The report – which found only 27 per cent of rail organisations offer apprenticeships or scholarships – also recommends increasing attraction and retention rates through diversity initiatives, reshaping outdated perceptions of rail and developing rail courses at university to help expand entry pathways.
Deputy Chief Executive of the Hanga-Aro-Rau Workforce Development Council for the manufacturing, engineering and logistics sectors, Samantha McNaughton, said the future of New Zealand’s rail sector hinges on a skilled, future-ready workforce.

“This report highlights the critical need for coordinated action to attract and retain talent, invest in training, and align workforce development with our infrastructure ambitions,” McNaughton said.

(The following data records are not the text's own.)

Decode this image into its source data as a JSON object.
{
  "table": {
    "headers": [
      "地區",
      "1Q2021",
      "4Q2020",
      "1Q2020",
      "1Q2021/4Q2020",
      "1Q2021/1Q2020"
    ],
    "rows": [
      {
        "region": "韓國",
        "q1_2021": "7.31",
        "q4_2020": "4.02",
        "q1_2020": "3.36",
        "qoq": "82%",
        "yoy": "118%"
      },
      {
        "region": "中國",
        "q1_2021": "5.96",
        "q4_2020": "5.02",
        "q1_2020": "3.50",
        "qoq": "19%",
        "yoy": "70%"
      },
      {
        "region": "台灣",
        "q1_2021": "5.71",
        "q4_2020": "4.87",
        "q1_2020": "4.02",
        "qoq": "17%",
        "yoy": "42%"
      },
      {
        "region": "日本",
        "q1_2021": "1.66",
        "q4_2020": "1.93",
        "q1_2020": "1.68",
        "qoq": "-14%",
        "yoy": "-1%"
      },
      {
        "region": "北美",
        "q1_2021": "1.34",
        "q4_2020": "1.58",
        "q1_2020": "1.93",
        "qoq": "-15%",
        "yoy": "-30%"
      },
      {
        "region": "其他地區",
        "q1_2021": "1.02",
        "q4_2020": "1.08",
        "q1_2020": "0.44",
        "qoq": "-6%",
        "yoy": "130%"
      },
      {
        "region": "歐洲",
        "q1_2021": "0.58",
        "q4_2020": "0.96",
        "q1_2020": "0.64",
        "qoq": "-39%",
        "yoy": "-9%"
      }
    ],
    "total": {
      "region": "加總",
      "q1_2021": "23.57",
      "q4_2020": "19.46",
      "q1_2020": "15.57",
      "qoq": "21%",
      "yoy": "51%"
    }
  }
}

The report notes the industry is experiencing rapid technological advancements, with digitalisation, automation, and sustainability initiatives transforming rail operations. It says rail operators, government and education providers must collaborate to support skills in specific areas such as digital signalling, traction maintenance, and cyber-secure operations.

“To remain competitive and future-ready, New Zealand must prioritise workforce upskilling, international collaboration, and investment in training pathways aligned with sector needs.
Ensuring a sustainable pipeline of skilled workers will be critical in supporting ongoing infrastructure investment and rail expansion projects,” the report states.